A promotoria ressalta que apesar de a ação ter sido dirigida a criminosos, eles não ofereciam risco aos policiais ou a terceiros, pois já estavam em fuga. A denúncia ressalta, por fim, que a fundamentação de prévio confronto com traficantes se apresenta como cenário inteiramente dissociado dos elementos probatórios.
O documento pede ainda a aplicação de medida cautelar pessoal com a proibição dos denunciados de manterem qualquer tipo de contato com as testemunhas que não são policiais militares, em especial, com Sayonara de Oliveira (avó de Kathlen) e Jackelline de Oliveira, (mãe de Kathlen).
Na tarde desta quinta-feira (14), ao saber da notícia, o pai da jovem, Luciano Gonçalves se disse aliviado ao ver uma resposta na “intenção de reparar o irreparável”.
“É uma sensação de alívio, de uma resposta que estamos esperando há tanto tempo no sentido de reparar o irreparável. É o mínimo que queremos reparar a dignidade da nossa filha e tentar evitar que outras pessoas passem por isso. Mas sabemos que vencemos uma batalha, não ganhamos a guerra”, diz sobre esperar agora que a Justiça aceite a denúncia e transforme o caso em processo.
Ele falou também sobre a rotina de dor e luto com a mulher, Jackeline Oliveira, mãe de Kathlen.
“É muito sacrificante. Estamos há 1 ano, 1 mês e cinco dias sem nossa filha, ainda não podemos viver o nosso luto, e todo dia revivemos essa dor. Mas esperamos que a justiça seja feita. Essa denúncia nos dá a sensação de que não está tudo perdido, que as pessoas podem correr atrás dos seus direitos e que ainda há justiça”, disse.
FRAUDE PROCESSUAL
Em dezembro de 2021, os cinco policiais militares que estavam na ação no Complexo do Lins que terminou com a morte de Kathlen Romeu, de 24 anos, viraram réus na Auditoria da Justiça Militar por falso testemunho e fraude processual. A denúncia do Ministério Público foi aceita no dia 17 deste mês.

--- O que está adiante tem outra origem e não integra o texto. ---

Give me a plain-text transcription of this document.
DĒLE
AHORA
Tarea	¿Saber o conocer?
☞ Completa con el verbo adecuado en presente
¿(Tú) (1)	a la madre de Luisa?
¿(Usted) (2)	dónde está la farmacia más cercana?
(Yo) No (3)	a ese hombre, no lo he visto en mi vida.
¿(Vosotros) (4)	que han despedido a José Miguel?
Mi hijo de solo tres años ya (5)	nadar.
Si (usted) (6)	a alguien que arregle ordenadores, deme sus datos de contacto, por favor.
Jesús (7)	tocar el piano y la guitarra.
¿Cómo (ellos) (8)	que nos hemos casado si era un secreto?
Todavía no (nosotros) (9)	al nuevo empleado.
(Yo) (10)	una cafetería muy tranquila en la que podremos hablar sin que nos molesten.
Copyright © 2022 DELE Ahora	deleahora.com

A polícia concluiu que o tiro que matou a jovem partiu de um dos PMs. Na Delegacia de Homicídios da Capital, dois PMs confessaram ter disparado naquele dia.
Resumo das acusações:
Os PMs Cláudio da Silva Scanfela, Marcos da Silva Salviano, Rafael Chaves de Oliveira e Rodrigo Correia de Frias passaram a réus por duas fraudes processuais e por dois crimes de falso testemunho; O capitão Jeanderson Corrêa Sodré virou réu por fraude processual na forma omissiva.